Trees and unknown normality

I’ve found myself complaining a lot over the last few weeks. It’s not sitting well. Whilst I have bouts of gloom, I’m not generally a complainer. I’m a keeper of gratitude diaries, a giver of personal pep talks, a reluctant Pollyanna. Counting my blessings is second nature – I’m aware it’s not hard – I have food, warmth, safe home. Still these last few weeks I hear myself moaning about things that shouldn’t bother me – trees blocking a bit more light in my yard than I’d like (SAD begins to creep around at this time of year) envy of those with big skies and wide views, moaning about a misplaced sock or overlooked watering. I don’t like what I’m hearing.

Alongside this is an utter lack of creativity. Not a note, a scrap and scribble.  I can barely read let alone write. I’m not sure if my brain is just overwhelmed by the awfulness in the news (although that’s usually fuel not foe) or I’m having to readjust to being in social situations after several months of solitude. It feels like the good creative part of my brain has twisted shut, and all that seeps out are petty grumbles.
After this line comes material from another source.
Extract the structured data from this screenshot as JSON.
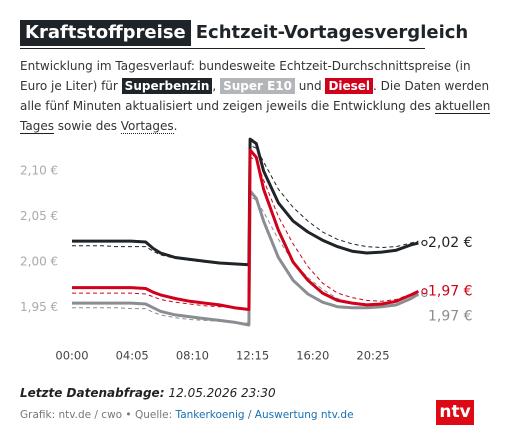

Perhaps I just need a change of scene – like many people I’ve only left my home county once since the beginning of March. It’s not a terrible place to be by any means, but think the fact that many of my anchors, the things that make me feel like me, have been removed has left me a little rudderless. I miss the rush and collectivism of live music; I miss travelling to different places and seeing the similarities in human nature as well as the vast differences in culture.  I miss the way the light falls differently, the new scents that characterise a country. I miss living.

Missing these things is a privilege in itself of course. It means I’ve travelled, been able to afford both money and time to enjoy music. It means I have a partner who genuinely loves the things I love. My normal doesn’t suit everyone, and the world’s normal certainly didn’t suit me. At the beginning of lockdown, I was of the mind that it was quite nice, having all these gigs streamed, and joining various zoom quizzes, being able to go to museums and galleries online – things that M.E. has curtailed in real life. Six months in I’ve realised that these things are only a sticking plaster. I need that feeling of being with people I feel myself with, that feeling of community, of a common love and it doesn’t happen through a screen. I know that the future is bound to be different, but I’m scared we are going to lose the things that make being human a rich and vivid thing. The curated perfection of a screen is no match for a flawed, emotionally charged performance, or that moment when I stand back from a painting in a gallery and feel my synapses fizz with excitement. It’s no match for sitting around laughing a daft tv program with friends you’ve not seen for years, sitting down to share food you’ve cooked together, no match for the excitement of walking into a dingy nightclub an hearing the music you love, knowing it’s going to be a good night.

I feel curiously better now I’ve written this – I’m not a complainer. I’m just struggling a bit with being in one place for six months and so everything from overgrown trees to misplaced socks is starting to feel too much too Pollyanna my way out of. Reading back, this seems like a normal enough response to a six month lockdown.

Hopefully creativity will spring back soon. Until then, wear your mask, wash your hands, read widely and critically.